Here are coordinates of 3 annotated elements (in GFF format)
U43589 SP1 904 909 SP1 # GGGCGG
U43589 CEBP 947 956 cEBP # GTTGCGCAAG
U43589 TATA 972 977 TATA # TATAAG
4. Repeat # 3 above, using the program MATINSPECTOR
The link provided for MatInspector in the original version of this lab didn't work - you probably Googled it and discovered that you must also register for free access to this software. It may take a while to get the password back (via email). If you do not get a response form MatInspector (or don't feel like waiting for one), just choose another promoter prediction program from your textbook (or from that excellent optional review Drena recommended in lecture - see PPTs from Friday) and try it out. Answer Question 5 based on the program you chose instead of MatInspector.
5. Which program do you like better and why?
6. Use BLAST2SEQ at NCBI to align the human and mouse promoters (U43589 & U36238) and obtain a graphical output.
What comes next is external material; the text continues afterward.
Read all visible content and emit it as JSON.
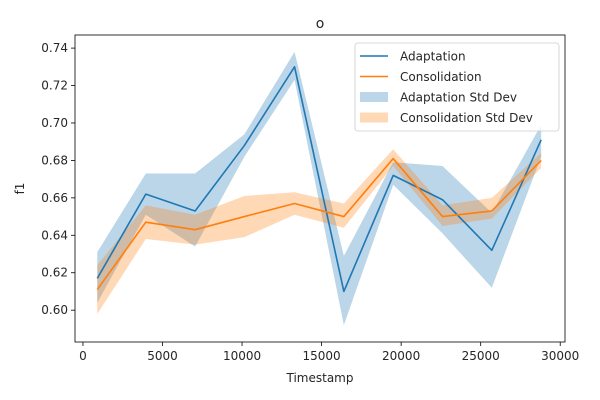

Set a very restrictive mismatch penalty (-5) and a neutral gap extension penalty (0) to recover short very conserved stretches of genomic sequence.
Compare the alignment blocks with the annotations.
Are the real binding sites conserved in these promoters?
If you actually try to set both the gap initiation and gap extension penalties to 0, you should get an error message. Play around with the mismatch and gap penalty settings and examine the results.
Do any of these settings allow you to detect the "real" TF binding sites noted in 3.3 for the human promoter?
7. Now, repeat #6 using the promoter region of URO-D homologs from as many species as possible.
Search for conserved elements, using MEME and MAST. http://meme.sdsc.edu/meme/intro.html
Try this with CLUSTAL if you like.
Can conserved elements be identified across all the promoter elements?
Do they correspond to the known binding motifs?